Much is unknown about the origins of the unique biodiversity in the Namib desert. It has an arid climate and granitic substrate, which does not favor the preservation of organic material that would typically help provide insight into the history of the biodiversity. Common artifacts typically used to study environmental conditions such as lake or swamp deposits, caves, river systems, or dune-fields do not exist. Thus it has been difficult to understand the history of the Namib desert. Through the use of dung middens found in various parts of the desert, researchers are able to reconstruct the paleoenvironmental conditions. Specifically, fossilized hyrax dung in shallow cave shelters contains fossilized pollen and dust which contains information on the vegetation that was consumed by the hyrax.
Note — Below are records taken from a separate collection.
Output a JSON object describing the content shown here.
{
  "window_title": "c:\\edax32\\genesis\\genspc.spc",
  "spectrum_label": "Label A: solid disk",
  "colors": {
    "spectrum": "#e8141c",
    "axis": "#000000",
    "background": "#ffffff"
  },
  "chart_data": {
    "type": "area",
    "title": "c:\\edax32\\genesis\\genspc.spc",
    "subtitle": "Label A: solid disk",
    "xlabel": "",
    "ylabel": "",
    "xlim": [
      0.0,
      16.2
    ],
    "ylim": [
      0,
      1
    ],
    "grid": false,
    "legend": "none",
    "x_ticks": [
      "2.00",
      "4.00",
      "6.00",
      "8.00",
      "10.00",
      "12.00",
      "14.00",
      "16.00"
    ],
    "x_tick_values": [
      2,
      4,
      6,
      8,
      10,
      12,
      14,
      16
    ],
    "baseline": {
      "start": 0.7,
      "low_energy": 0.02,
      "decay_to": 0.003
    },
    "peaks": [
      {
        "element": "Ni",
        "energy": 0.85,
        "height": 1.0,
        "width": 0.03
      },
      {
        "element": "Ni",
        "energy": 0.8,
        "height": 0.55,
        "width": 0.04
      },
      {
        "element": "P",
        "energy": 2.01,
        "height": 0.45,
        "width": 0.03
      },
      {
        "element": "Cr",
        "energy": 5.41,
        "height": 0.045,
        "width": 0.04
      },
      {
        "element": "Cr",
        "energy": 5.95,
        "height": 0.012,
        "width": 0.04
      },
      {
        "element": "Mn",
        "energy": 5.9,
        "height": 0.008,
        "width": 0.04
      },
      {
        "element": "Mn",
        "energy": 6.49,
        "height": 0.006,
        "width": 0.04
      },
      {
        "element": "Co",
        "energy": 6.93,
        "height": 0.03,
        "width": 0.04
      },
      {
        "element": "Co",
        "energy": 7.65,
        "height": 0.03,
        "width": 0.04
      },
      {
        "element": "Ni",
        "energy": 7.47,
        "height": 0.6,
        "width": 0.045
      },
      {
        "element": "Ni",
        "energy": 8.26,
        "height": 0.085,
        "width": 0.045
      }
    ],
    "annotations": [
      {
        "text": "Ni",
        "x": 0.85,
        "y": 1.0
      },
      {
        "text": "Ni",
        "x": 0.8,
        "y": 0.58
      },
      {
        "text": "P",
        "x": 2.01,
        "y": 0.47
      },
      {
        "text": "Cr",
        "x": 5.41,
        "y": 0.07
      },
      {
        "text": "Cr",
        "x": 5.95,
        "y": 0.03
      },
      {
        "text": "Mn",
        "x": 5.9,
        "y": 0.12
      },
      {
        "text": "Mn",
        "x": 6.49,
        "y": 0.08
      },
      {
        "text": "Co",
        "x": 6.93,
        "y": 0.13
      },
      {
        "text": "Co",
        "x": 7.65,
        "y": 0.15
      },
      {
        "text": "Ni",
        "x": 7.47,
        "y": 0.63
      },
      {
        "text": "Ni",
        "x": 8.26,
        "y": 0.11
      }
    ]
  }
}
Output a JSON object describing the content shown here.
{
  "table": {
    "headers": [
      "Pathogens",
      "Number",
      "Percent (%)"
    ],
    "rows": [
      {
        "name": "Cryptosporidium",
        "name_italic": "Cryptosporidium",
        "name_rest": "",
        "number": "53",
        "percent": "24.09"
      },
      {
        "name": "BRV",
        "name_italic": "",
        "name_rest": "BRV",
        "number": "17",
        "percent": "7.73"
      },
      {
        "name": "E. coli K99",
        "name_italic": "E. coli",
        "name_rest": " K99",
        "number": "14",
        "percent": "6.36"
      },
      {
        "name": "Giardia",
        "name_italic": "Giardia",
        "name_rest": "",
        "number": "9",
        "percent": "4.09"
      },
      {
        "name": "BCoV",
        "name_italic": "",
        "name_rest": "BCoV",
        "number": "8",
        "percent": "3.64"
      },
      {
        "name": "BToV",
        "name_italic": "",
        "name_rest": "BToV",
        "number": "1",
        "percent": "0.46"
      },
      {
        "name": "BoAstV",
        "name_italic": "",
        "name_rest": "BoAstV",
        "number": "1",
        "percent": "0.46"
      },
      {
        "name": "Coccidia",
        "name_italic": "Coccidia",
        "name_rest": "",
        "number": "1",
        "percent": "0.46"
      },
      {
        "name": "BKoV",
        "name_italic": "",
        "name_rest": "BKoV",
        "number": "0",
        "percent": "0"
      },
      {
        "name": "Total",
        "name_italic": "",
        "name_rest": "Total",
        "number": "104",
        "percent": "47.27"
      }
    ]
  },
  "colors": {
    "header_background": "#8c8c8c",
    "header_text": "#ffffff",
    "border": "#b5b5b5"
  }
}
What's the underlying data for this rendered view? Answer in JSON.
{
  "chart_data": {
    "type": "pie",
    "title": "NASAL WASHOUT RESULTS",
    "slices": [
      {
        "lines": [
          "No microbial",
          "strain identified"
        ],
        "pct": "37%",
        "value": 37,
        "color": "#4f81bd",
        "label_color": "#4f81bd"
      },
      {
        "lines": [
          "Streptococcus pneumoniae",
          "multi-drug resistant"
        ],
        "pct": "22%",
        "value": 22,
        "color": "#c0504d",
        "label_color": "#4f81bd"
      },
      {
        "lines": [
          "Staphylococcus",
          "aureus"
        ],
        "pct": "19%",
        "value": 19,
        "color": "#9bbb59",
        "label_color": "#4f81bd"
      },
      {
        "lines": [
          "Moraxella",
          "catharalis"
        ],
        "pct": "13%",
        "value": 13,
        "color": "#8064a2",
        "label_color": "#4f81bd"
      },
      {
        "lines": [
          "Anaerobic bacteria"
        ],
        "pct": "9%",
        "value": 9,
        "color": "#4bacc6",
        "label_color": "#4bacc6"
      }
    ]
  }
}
Pollen data can provide information on the vegetation during different time periods, and using this data the changes in moisture levels in desert areas such as the desert northwest of Namibia can be determined.

While the pollen and dust in the dung provides information on the types of vegetation that previously existed, it is also important to use radiocarbon dating for information on the era that the dung is from. In a town in South Africa, researchers found conflicting data about the time period the dung midden they were studying was from. The initial researchers failed to consider the impact of local radiocarbon concentrations that were higher than usual due to the testing of nuclear arms. Through pollen analysis, radiocarbon dating, and considering the history of radiocarbon levels in the atmosphere, dung middens are able to provide useful information about the historical environment of dry and arid places such as the Namib desert.